The Eon tuner still bawks though.
on these settings

Keyword spotting

MacBook Pro 16" 2020 (Intel Core i9 2.4GHz)

100 ms

4096 kB

4096 kB

Ok @shawn_edgeimpulse
I disabled a couple of words and rerun the tuner and got this error.

Trial failed: edf58defa076b9da79955c0d5ddac01a
categorical[np.arange(n), y] = 1
File “/usr/local/lib/python3.8/dist-packages/tensorflow/python/keras/utils/np_utils.py”, line 78, in to_categorical
IndexError: index 5 is out of bounds for axis 1 with size 4
Traceback (most recent call last):
File “/home/tuner/ei_tensorflow/training.py”, line 85, in split_and_shuffle_data

Ok I started a new project
https://studio.edgeimpulse.com/studio/77946
downloaded the data from this one
Physically removed the data of two words.
Uploaded to the new project and EON trainer seems to be ok.
I will try another project with all the data.

NOPE I was wrong

I started getting

Handling stale learn block in trial: 5fd4c858, inactive for: 300334
Will retry trial 5fd4c858f5d3dcf024873b6c215c813b failed: Block learn failed
Restarting worker: b6b88d966e4521538b47b9f4931a1389

I’m starting to think that perhaps the idea of enabled is not incorporated in the EON tuner properly.

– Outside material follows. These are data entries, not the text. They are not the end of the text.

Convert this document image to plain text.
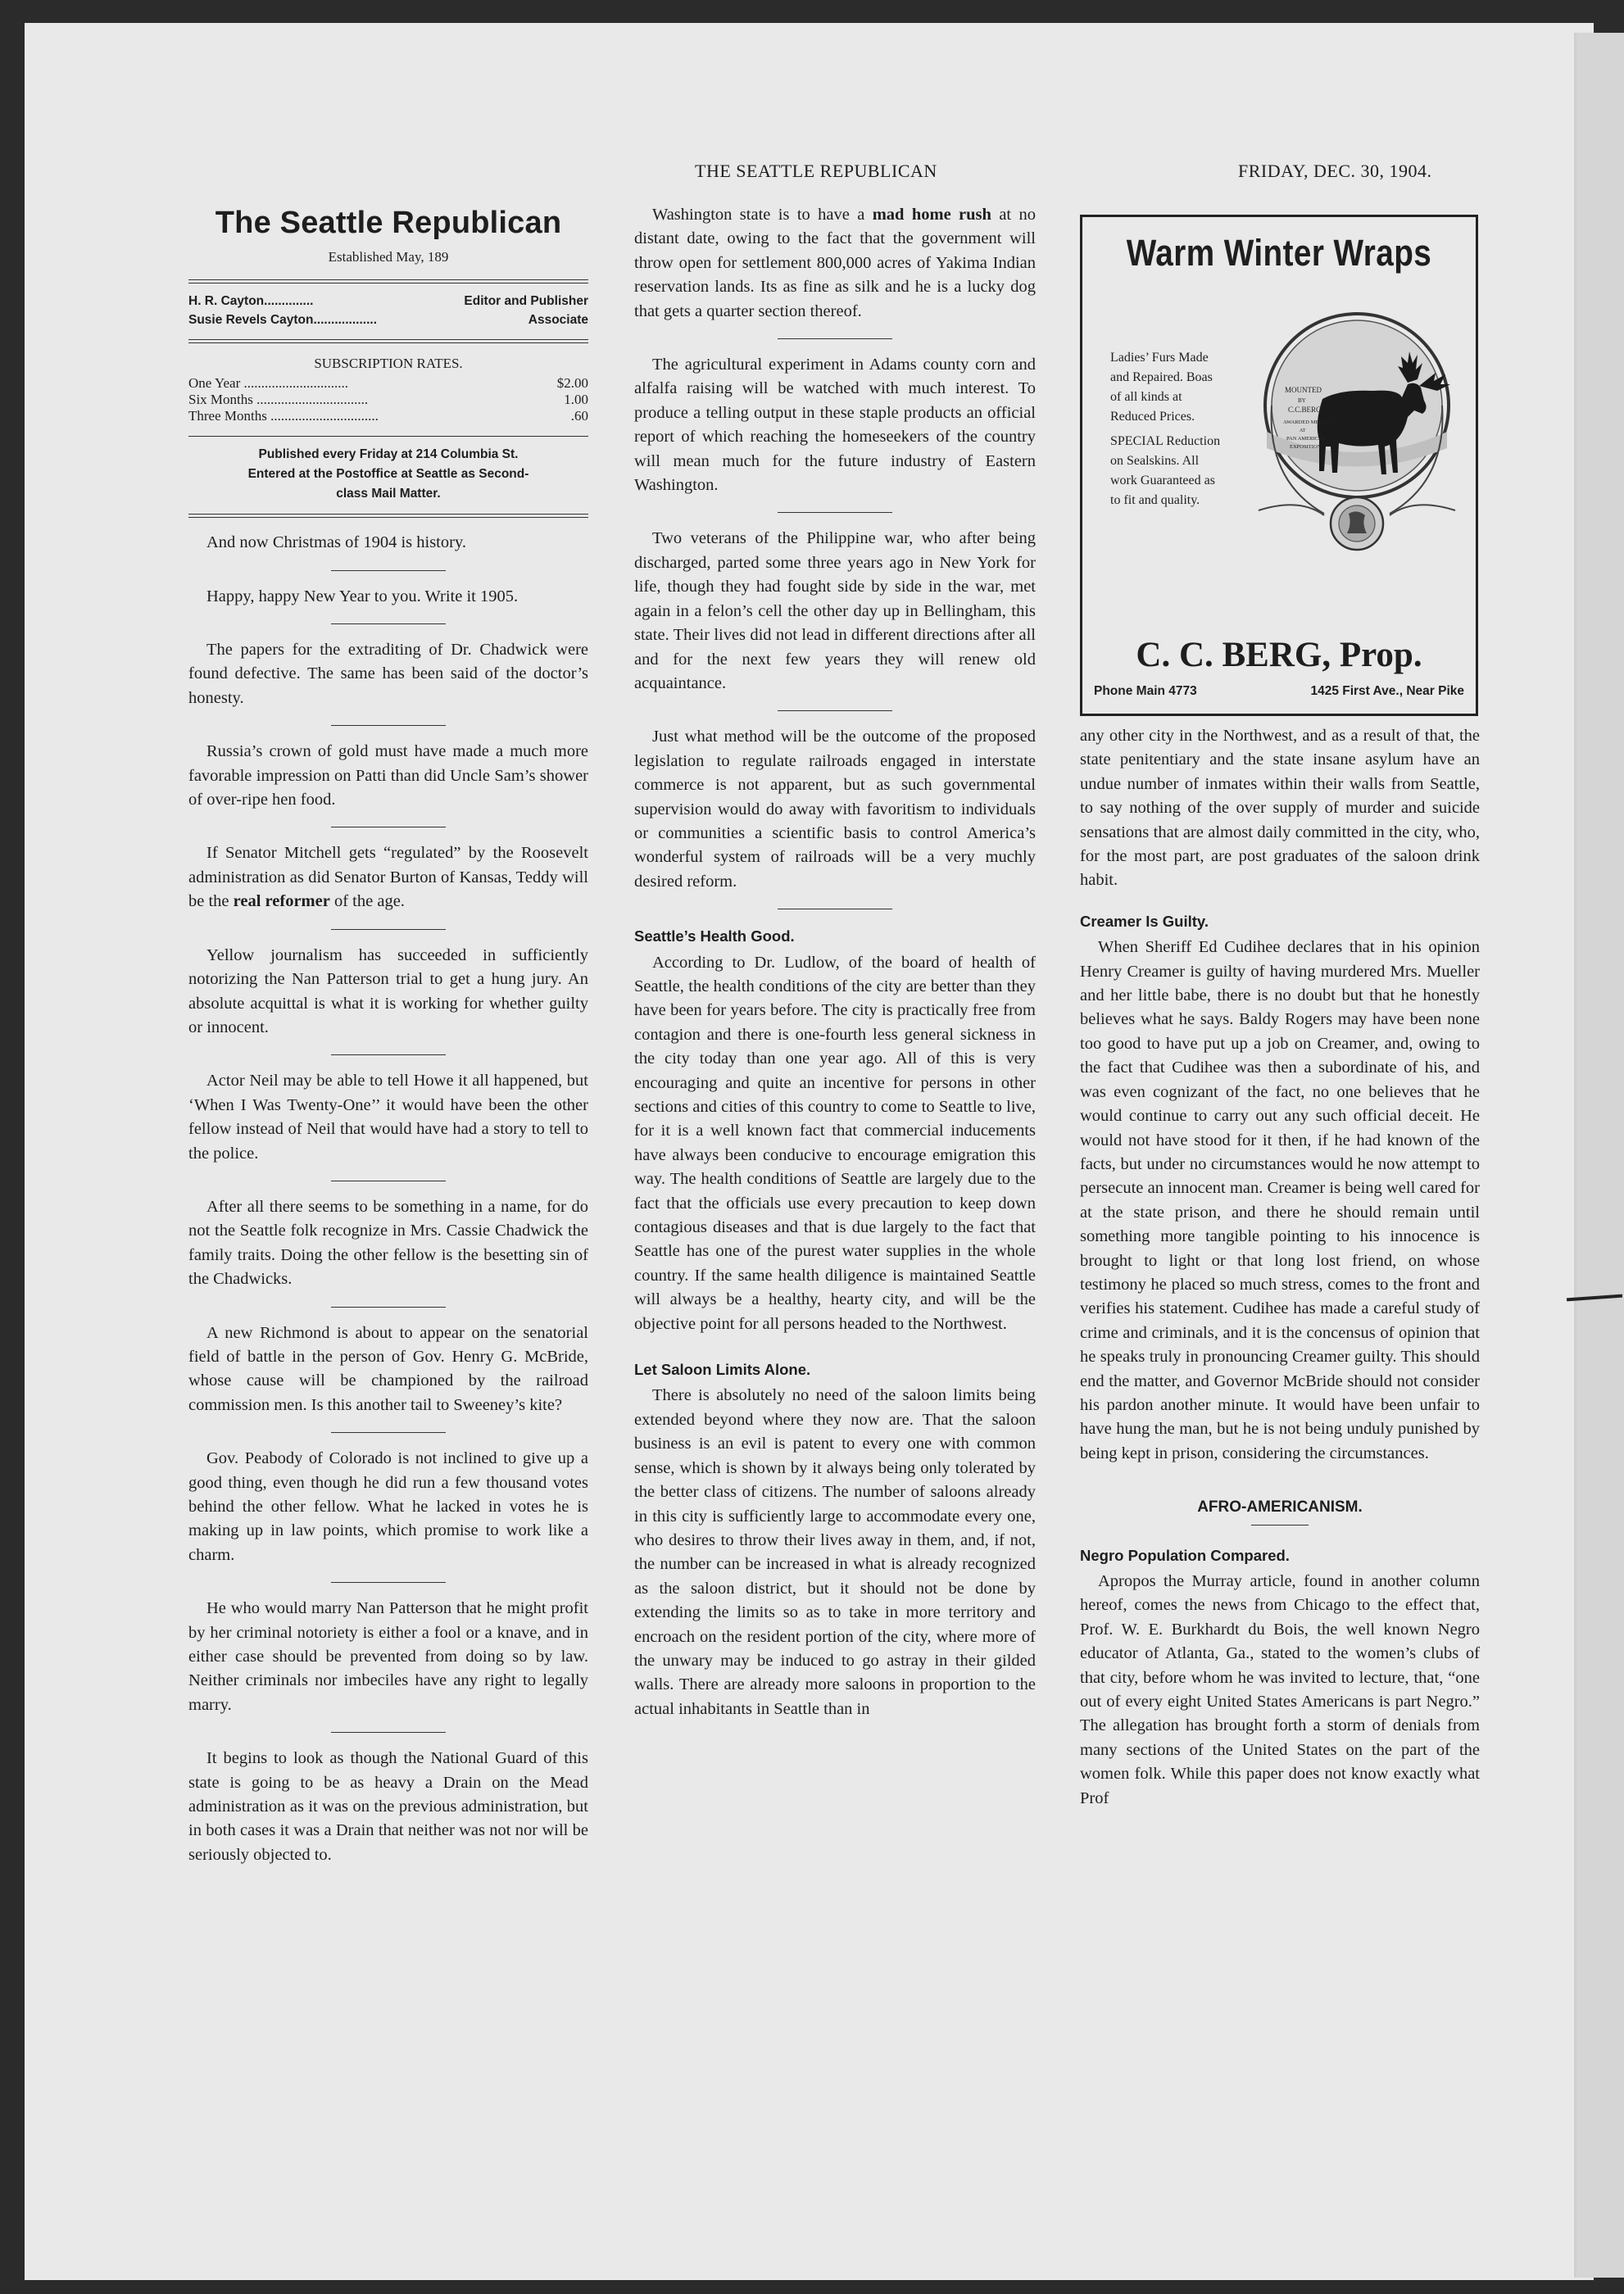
THE SEATTLE REPUBLICAN	FRIDAY, DEC. 30, 1904.
The Seattle Republican
Established May, 189
H. R. Cayton..............	Editor and Publisher
Susie Revels Cayton..................	Associate
SUBSCRIPTION RATES.
One Year ..............................	$2.00
Six Months ................................	1.00
Three Months ...............................	.60
Published every Friday at 214 Columbia St.
Entered at the Postoffice at Seattle as Second-
class Mail Matter.

And now Christmas of 1904 is history.

Happy, happy New Year to you. Write it 1905.

The papers for the extraditing of Dr. Chadwick were found defective. The same has been said of the doctor’s honesty.

Russia’s crown of gold must have made a much more favorable impression on Patti than did Uncle Sam’s shower of over-ripe hen food.

If Senator Mitchell gets “regulated” by the Roosevelt administration as did Senator Burton of Kansas, Teddy will be the real reformer of the age.

Yellow journalism has succeeded in sufficiently notorizing the Nan Patterson trial to get a hung jury. An absolute acquittal is what it is working for whether guilty or innocent.

Actor Neil may be able to tell Howe it all happened, but ‘When I Was Twenty-One’’ it would have been the other fellow instead of Neil that would have had a story to tell to the police.

After all there seems to be something in a name, for do not the Seattle folk recognize in Mrs. Cassie Chadwick the family traits. Doing the other fellow is the besetting sin of the Chadwicks.

A new Richmond is about to appear on the senatorial field of battle in the person of Gov. Henry G. McBride, whose cause will be championed by the railroad commission men. Is this another tail to Sweeney’s kite?

Gov. Peabody of Colorado is not inclined to give up a good thing, even though he did run a few thousand votes behind the other fellow. What he lacked in votes he is making up in law points, which promise to work like a charm.

He who would marry Nan Patterson that he might profit by her criminal notoriety is either a fool or a knave, and in either case should be prevented from doing so by law. Neither criminals nor imbeciles have any right to legally marry.

It begins to look as though the National Guard of this state is going to be as heavy a Drain on the Mead administration as it was on the previous administration, but in both cases it was a Drain that neither was not nor will be seriously objected to.

Washington state is to have a mad home rush at no distant date, owing to the fact that the government will throw open for settlement 800,000 acres of Yakima Indian reservation lands. Its as fine as silk and he is a lucky dog that gets a quarter section thereof.

The agricultural experiment in Adams county corn and alfalfa raising will be watched with much interest. To produce a telling output in these staple products an official report of which reaching the homeseekers of the country will mean much for the future industry of Eastern Washington.

Two veterans of the Philippine war, who after being discharged, parted some three years ago in New York for life, though they had fought side by side in the war, met again in a felon’s cell the other day up in Bellingham, this state. Their lives did not lead in different directions after all and for the next few years they will renew old acquaintance.

Just what method will be the outcome of the proposed legislation to regulate railroads engaged in interstate commerce is not apparent, but as such governmental supervision would do away with favoritism to individuals or communities a scientific basis to control America’s wonderful system of railroads will be a very muchly desired reform.

Seattle’s Health Good.

According to Dr. Ludlow, of the board of health of Seattle, the health conditions of the city are better than they have been for years before. The city is practically free from contagion and there is one-fourth less general sickness in the city today than one year ago. All of this is very encouraging and quite an incentive for persons in other sections and cities of this country to come to Seattle to live, for it is a well known fact that commercial inducements have always been conducive to encourage emigration this way. The health conditions of Seattle are largely due to the fact that the officials use every precaution to keep down contagious diseases and that is due largely to the fact that Seattle has one of the purest water supplies in the whole country. If the same health diligence is maintained Seattle will always be a healthy, hearty city, and will be the objective point for all persons headed to the Northwest.

Let Saloon Limits Alone.

There is absolutely no need of the saloon limits being extended beyond where they now are. That the saloon business is an evil is patent to every one with common sense, which is shown by it always being only tolerated by the better class of citizens. The number of saloons already in this city is sufficiently large to accommodate every one, who desires to throw their lives away in them, and, if not, the number can be increased in what is already recognized as the saloon district, but it should not be done by extending the limits so as to take in more territory and encroach on the resident portion of the city, where more of the unwary may be induced to go astray in their gilded walls. There are already more saloons in proportion to the actual inhabitants in Seattle than in

Warm Winter Wraps
Ladies’ Furs Made and Repaired. Boas of all kinds at Reduced Prices.
SPECIAL Reduction on Sealskins. All work Guaranteed as to fit and quality.
MOUNTED
BY
C.C.BERG
AWARDED MEDAL
AT
PAN AMERICAN
EXPOSITION
C. C. BERG, Prop.
Phone Main 4773	1425 First Ave., Near Pike

any other city in the Northwest, and as a result of that, the state penitentiary and the state insane asylum have an undue number of inmates within their walls from Seattle, to say nothing of the over supply of murder and suicide sensations that are almost daily committed in the city, who, for the most part, are post graduates of the saloon drink habit.

Creamer Is Guilty.

When Sheriff Ed Cudihee declares that in his opinion Henry Creamer is guilty of having murdered Mrs. Mueller and her little babe, there is no doubt but that he honestly believes what he says. Baldy Rogers may have been none too good to have put up a job on Creamer, and, owing to the fact that Cudihee was then a subordinate of his, and was even cognizant of the fact, no one believes that he would continue to carry out any such official deceit. He would not have stood for it then, if he had known of the facts, but under no circumstances would he now attempt to persecute an innocent man. Creamer is being well cared for at the state prison, and there he should remain until something more tangible pointing to his innocence is brought to light or that long lost friend, on whose testimony he placed so much stress, comes to the front and verifies his statement. Cudihee has made a careful study of crime and criminals, and it is the concensus of opinion that he speaks truly in pronouncing Creamer guilty. This should end the matter, and Governor McBride should not consider his pardon another minute. It would have been unfair to have hung the man, but he is not being unduly punished by being kept in prison, considering the circumstances.

AFRO-AMERICANISM.
Negro Population Compared.

Apropos the Murray article, found in another column hereof, comes the news from Chicago to the effect that, Prof. W. E. Burkhardt du Bois, the well known Negro educator of Atlanta, Ga., stated to the women’s clubs of that city, before whom he was invited to lecture, that, “one out of every eight United States Americans is part Negro.” The allegation has brought forth a storm of denials from many sections of the United States on the part of the women folk. While this paper does not know exactly what Prof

Also the web idea of hitting start again to see the progress of an existing tune is not a good idea.
If the tuner is in progress the web page should have a show progress button instead.

Hi @greg_dickson,

I want to let you know that I’ve passed this information on to the dev team. I’ll give you an answer as soon as I find out anything.

thanks @shawn_edgeimpulse
my simpler model seems to be running but very slowly 4 completed in 10 hours.
As the logs are not available once you leave the page I can’t give any more feedback.
I have an old tune that I can use the values from and that is working fine so there is no rush. I just add feedback where I can.

1 Like

Ok So after lots of trails it appears to be associated with the target choice the Apple target is very slow and seems to fail a lot I will just run it and come back in a few days. However this just basically stopped the last time I tried it.